Dr. Chhagan Pandurang Khartode, Dr. DN Hambire, Dr. Namdev Jagtap, Dr. Sushant Vijay Shinde and Dr. Suraj Subhash Ingole
Introduction: Over the past few decades, the burden of acute heart failure (AHF) on a worldwide scale has not altered. European registries confirmed that hospitalisation for AHF implies a shift in the natural history of the disease process and that 1-year outcome rates are still too high. Given the poor prognosis of HF patients, it is critical to take advantage of hospital stays to: 1) evaluate the constituent parts of the cardiac substrate; 2) recognise and manage comorbidities; 3) identify early, safe therapy endpoints to enable prompt hospital discharge and outpatient follow-up; and 4) execute and initiate optimisation guideline-directed medical therapies (GDMTs). Acute heart failure (AHF) is associated with high rates of hospital readmission and mortality after discharge. Improving post-discharge care is crucial to enhancing patient outcomes.
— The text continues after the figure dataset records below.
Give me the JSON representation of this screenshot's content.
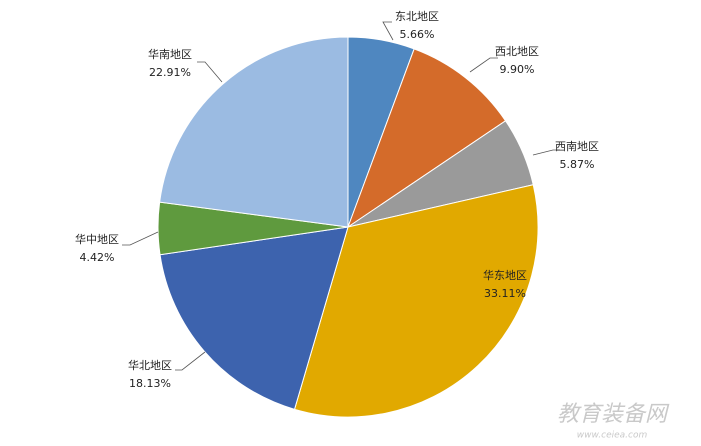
{
  "chart_data": {
    "type": "pie",
    "categories": [
      "东北地区",
      "西北地区",
      "西南地区",
      "华东地区",
      "华北地区",
      "华中地区",
      "华南地区"
    ],
    "values": [
      5.66,
      9.9,
      5.87,
      33.11,
      18.13,
      4.42,
      22.91
    ],
    "value_labels": [
      "5.66%",
      "9.90%",
      "5.87%",
      "33.11%",
      "18.13%",
      "4.42%",
      "22.91%"
    ],
    "colors": [
      "#4f87c0",
      "#d46b2a",
      "#9a9a9a",
      "#e1a900",
      "#3d63ae",
      "#5f9a3e",
      "#9bbbe2"
    ],
    "watermark": "教育装备网",
    "watermark_url": "www.ceiea.com"
  }
}
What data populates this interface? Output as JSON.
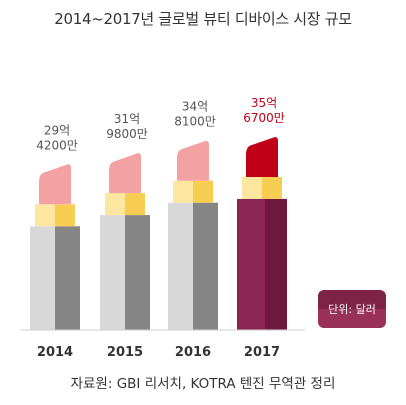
{
  "title": "2014~2017년 글로벌 뷰티 디바이스 시장 규모",
  "unit_label": "단위: 달러",
  "source": "자료원: GBI 리서치, KOTRA 텐진 무역관 정리",
  "colors": {
    "highlight_tip": "#c00016",
    "highlight_body": "#8b2552",
    "normal_tip": "#f4a1a4",
    "normal_body_light": "#d8d8d8",
    "normal_body_dark": "#858585",
    "collar_light": "#fde7a0",
    "collar_dark": "#f7ce52",
    "highlight_label": "#c00016"
  },
  "chart_data": {
    "type": "bar",
    "title": "2014~2017년 글로벌 뷰티 디바이스 시장 규모",
    "categories": [
      "2014",
      "2015",
      "2016",
      "2017"
    ],
    "values": [
      2942000000,
      3198000000,
      3481000000,
      3567000000
    ],
    "value_labels": [
      [
        "29억",
        "4200만"
      ],
      [
        "31억",
        "9800만"
      ],
      [
        "34억",
        "8100만"
      ],
      [
        "35억",
        "6700만"
      ]
    ],
    "highlight_index": 3,
    "unit": "단위: 달러"
  }
}
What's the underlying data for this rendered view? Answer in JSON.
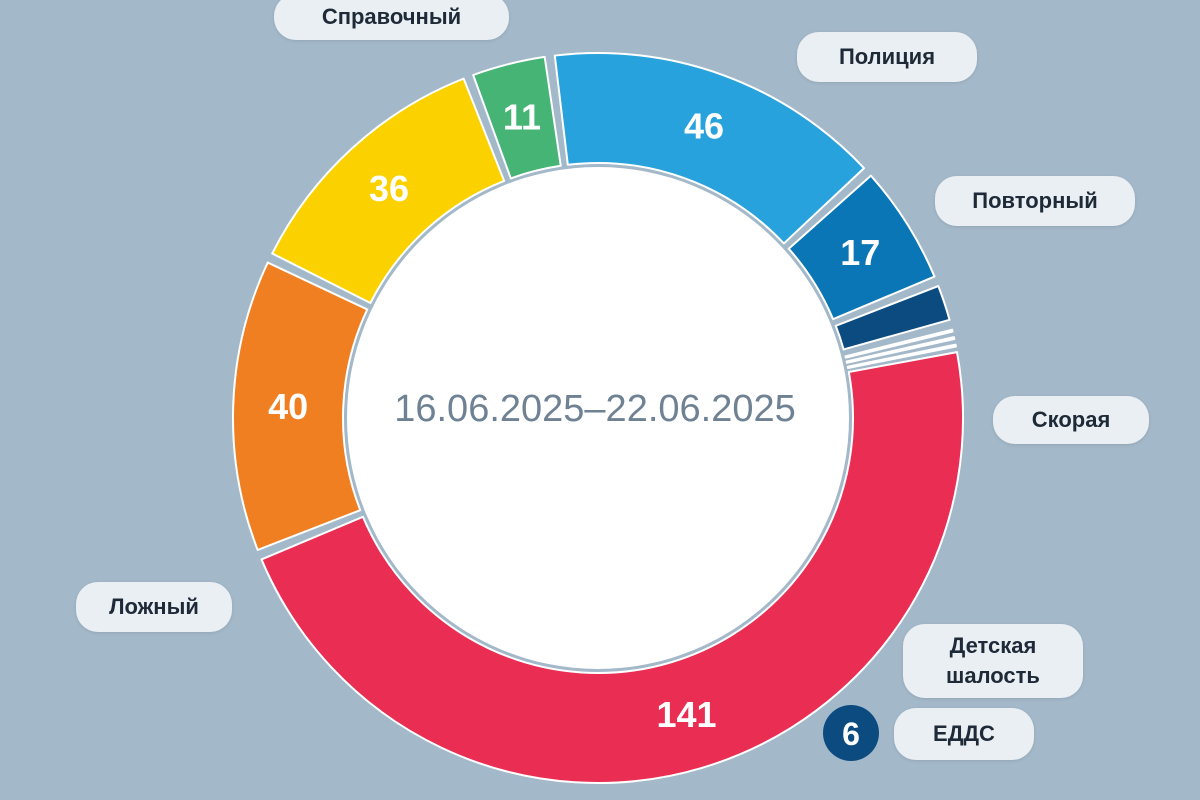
{
  "chart_data": {
    "type": "donut",
    "center_label": "16.06.2025–22.06.2025",
    "slices": [
      {
        "name": "Справочный",
        "value": 40,
        "label": "40",
        "color": "#f07f22"
      },
      {
        "name": "Полиция",
        "value": 36,
        "label": "36",
        "color": "#fbd200"
      },
      {
        "name": "Повторный",
        "value": 11,
        "label": "11",
        "color": "#46b474"
      },
      {
        "name": "Скорая",
        "value": 46,
        "label": "46",
        "color": "#27a2dc"
      },
      {
        "name": "Детская шалость",
        "value": 17,
        "label": "17",
        "color": "#0b76b6"
      },
      {
        "name": "ЕДДС",
        "value": 6,
        "label": "6",
        "color": "#0b4b80"
      },
      {
        "name": "",
        "value": 1,
        "label": "",
        "color": "#5b77be"
      },
      {
        "name": "",
        "value": 1,
        "label": "",
        "color": "#2f2fd6"
      },
      {
        "name": "",
        "value": 1,
        "label": "",
        "color": "#e62ad0"
      },
      {
        "name": "Ложный",
        "value": 141,
        "label": "141",
        "color": "#ea2d52"
      }
    ]
  },
  "legend": {
    "spravochny": "Справочный",
    "policiya": "Полиция",
    "povtorny": "Повторный",
    "skoraya": "Скорая",
    "detskaya": "Детская\nшалость",
    "edds": "ЕДДС",
    "edds_value": "6",
    "lozhny": "Ложный"
  }
}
Objective: To evaluate the effectiveness of a multidisciplinary approach in enhancing outcomes after discharge for patients with acute heart failure.
Methods: A retrospective cohort study was conducted using hospital records of patients discharged with a primary diagnosis of heart failure. Outcomes were assessed over a 12-month period A prospective cohort study was conducted to assess the impact of a comprehensive discharge plan on readmission rates, mortality, and patient quality of life.
Results: Implementation of a multidisciplinary approach resulted in a significant reduction in 30-day readmission rates and improved patient-reported outcomes.
Conclusion: A structured, multidisciplinary post-discharge plan is essential for improving long-term outcomes in patients with acute heart failure.